Frog Restaurant's Finale Is Quiet, Dignified

Posted: November 29, 1987

There were no crowds fighting to get in the door at 1520 Locust St., no weeping customers and no clumps of nostalgic waiters locking arms and bursting into "Auld Lang Syne."

The Frog was never that kind of place to begin with. And when it closed for good last night, the Center City restaurant that many people credit with launching a culinary renaissance in Philadelphia went quietly.

"We were delighted that everything on the menu was the same, and there was no sense of last-minute closing frenzy," said Frederick Kent, who heads the music department at the Free Library. "All the linens were fresh and the music was going, and when I pulled out my card from the Pennsylvania Ballet entitling me to a discount, they honored it."

In all, insisted owner Steve Poses, the evening went just the way he hoped it would.

"Our goal was to close with the same kind of class with which we opened, so we will try to maintain our dignity this evening," said Poses as he sipped, by turns, a cabernet sauvignon and a cabernet bouchet, trying to decide which one he would serve his family and a few close friends for dinner.

In the end, he picked the cabernet bouchet. "The other has just faded," he told a waiter. "I don't know if there's some symbolism in that."

Never the sort of host who greeted Frog patrons at the door (indeed, some current and former employees noted, this may have contributed to the restaurant's demise), Poses marked the passing of the Frog by throwing a birthday party for a staff member in a private room on the third floor.

At 7 p.m., the downstairs bar where Poses was conducting his wine-tasting was empty, as it so often was - the bar never caught on as a local watering hole and merely served as a place to stash the overflow dinner crowds.

Lately, there hadn't been much in the way of them, either.

The restaurant with the witty little dots over the "o" in its name, meant to signify the eyes of a squatting frog, the restaurant that more than any other weaned Philadelphia from its steak and lobster ways, had been losing money in recent years.

Some blamed competition from newer restaurants, notably the elegant DeLullo Centro up the block.

Others cited the baby boomlet and a dearth of reliable babysitters, which is said to be turning middle-age baby boomers into couch potatoes who prefer curling up with a pizza in front of the VCR to dressing up and dining out.

The customers who dropped by last night to say goodbye had few theories to offer, but many pleasant memories to share.

Kathy and Arthur Miller patronized the Frog when it opened at its original location on 16th Street 14 years ago. "We dated there," said Kathy Miller. She and her husband were surprised that all the tables were not booked at the first seating, and they were a little puzzled, too.

'The food was delicious as always and the service was wonderful," she said. "We're only sorry we can't come back."

Elizabeth Slobasky, age 8, said she thoroughly enjoyed her dinner of roasted oysters with caviar, roast chicken and chocolate mousse cake. Her mother, Renee, noted that Poses "was in the forefront of this city's restaurant renaissance. Coming here has always been an experience in eating."
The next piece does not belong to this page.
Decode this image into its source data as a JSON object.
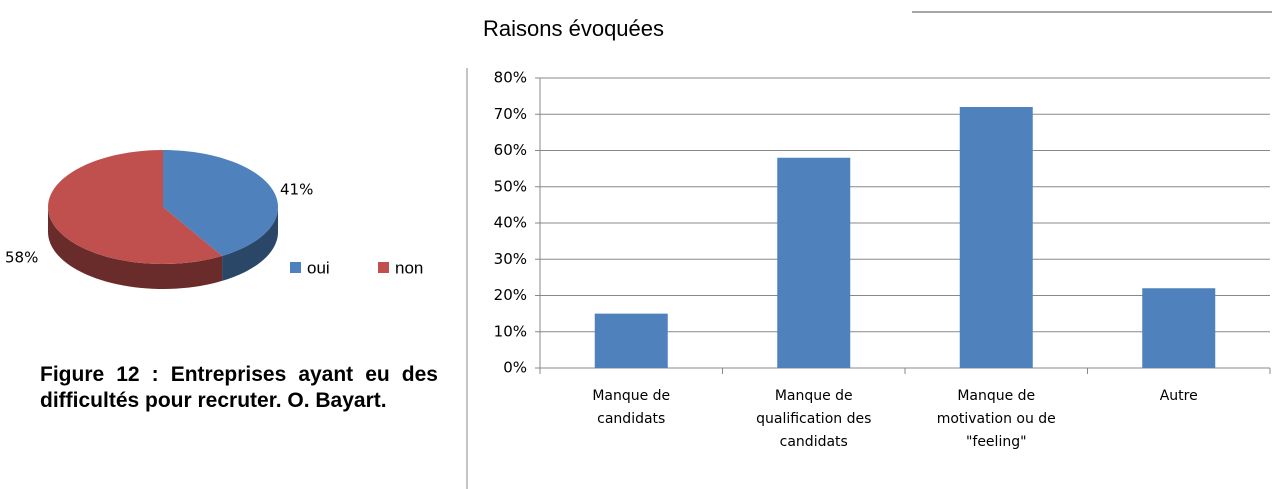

Renee's mother, Doris Edelstein, who once took cooking lessons from Poses at another of his restaurants, the Commissary, said, "I feel sad about the closing. I always brought guests here from out of town. This was the heart of Philadelphia already. It's the passing of an era."

The closing of the Frog did not signal the end of the Poses restaurant empire. He continues to operate the Commissary, the 16th Street Bar & Grill and a thriving catering and gourmet take-out business.

Shutting the Frog, said Poses, "was the right and necessary decision." But, he added, "even when you make these mature decisions, sometimes growing up is a little hard."